The electronic version of this article is the complete one and can be found online at: http://www.biomedcentral.com/2050-6511/13/S1/A57


Published:17 September 2012

© 2012 Venkatesan et al; licensee BioMed Central Ltd.

This is an Open Access article distributed under the terms of the Creative Commons Attribution License (http://creativecommons.org/licenses/by/2.0), which permits unrestricted use, distribution, and reproduction in any medium, provided the original work is properly cited.

Background

Glutamate transporters are integral membrane proteins that catalyze the concentrative uptake of glutamate from the synapse by harnessing pre-existing ion gradients.

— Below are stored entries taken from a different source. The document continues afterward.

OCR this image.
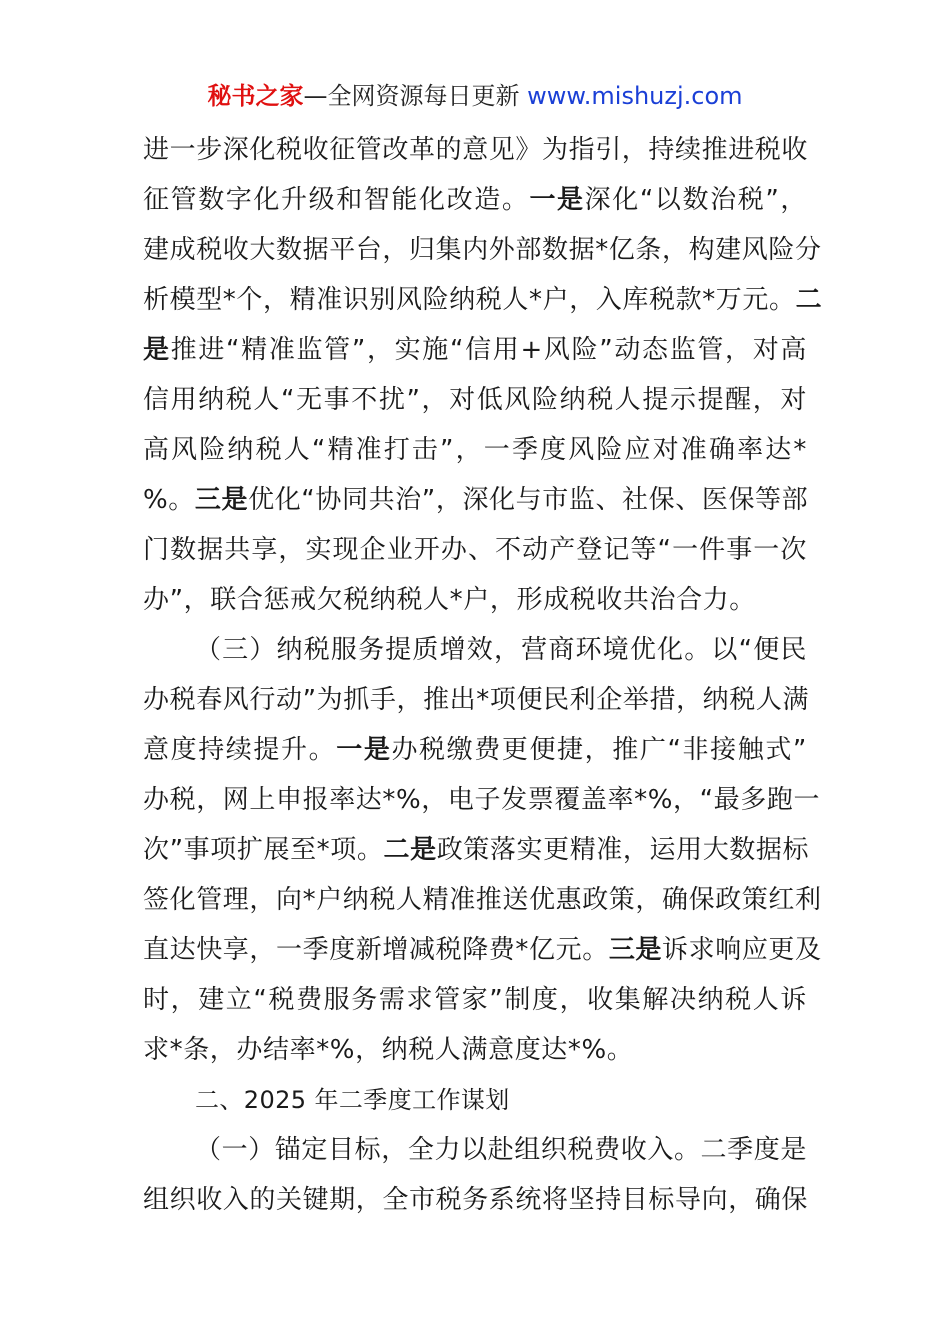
秘书之家—全网资源每日更新 www.mishuzj.com
进一步深化税收征管改革的意见》为指引，持续推进税收
征管数字化升级和智能化改造。一是深化“以数治税”，
建成税收大数据平台，归集内外部数据*亿条，构建风险分
析模型*个，精准识别风险纳税人*户，入库税款*万元。二
是推进“精准监管”，实施“信用+风险”动态监管，对高
信用纳税人“无事不扰”，对低风险纳税人提示提醒，对
高风险纳税人“精准打击”，一季度风险应对准确率达*
%。三是优化“协同共治”，深化与市监、社保、医保等部
门数据共享，实现企业开办、不动产登记等“一件事一次
办”，联合惩戒欠税纳税人*户，形成税收共治合力。
（三）纳税服务提质增效，营商环境优化。以“便民
办税春风行动”为抓手，推出*项便民利企举措，纳税人满
意度持续提升。一是办税缴费更便捷，推广“非接触式”
办税，网上申报率达*%，电子发票覆盖率*%，“最多跑一
次”事项扩展至*项。二是政策落实更精准，运用大数据标
签化管理，向*户纳税人精准推送优惠政策，确保政策红利
直达快享，一季度新增减税降费*亿元。三是诉求响应更及
时，建立“税费服务需求管家”制度，收集解决纳税人诉
求*条，办结率*%，纳税人满意度达*%。
二、2025 年二季度工作谋划
（一）锚定目标，全力以赴组织税费收入。二季度是
组织收入的关键期，全市税务系统将坚持目标导向，确保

In the central nervous system glutamate transporters are essential for normal development and function; they also are implicated in stroke, epilepsy and neurodegenerative diseases. The crystal structure of a eukaryotic glutamate transporter homologue from Pyrococcus horikoshii, is available at various conformations providing a structural framework for the determination of substrate and inhibitor binding to the transporter. In this study we aim to measure structural changes upon transport using lanthanide resonance energy transfer (LRET).

Methods

Site-directed mutagenesis was employed to insert genetically encoded lanthanide binding tags (LBT) into the the protein to perform LRET measurements. Thus generated LBT mutants were expressed and purified, and the functionality of the mutants was assessed by radioligand binding assay.

Results

Models for insertion of LBT were derived from the available crystal structures of the transporter. The wild-type and mutant proteins were expressed and purified using affinity column chromatography. Donor decay signals were recorded for LBT insertion mutants to confirm the insertion of tags. Furthermore, radioligand binding assays were performed with the mutants and they were found to be functional.

Conclusions

Taken together these mutants serve as the starting point to probe the conformational changes that were observed in previously solved crystal structures in reconstituted proteoliposomes. This could help us to integrate the structure-function relationship in the mammalian counterparts.

Acknowledgements

The study was supported by grants F3506 and W1232 of the PhD program MolTag (Molecular Drug Targets) of the University of Vienna, the Medical University of Vienna and the Vienna University of Technology.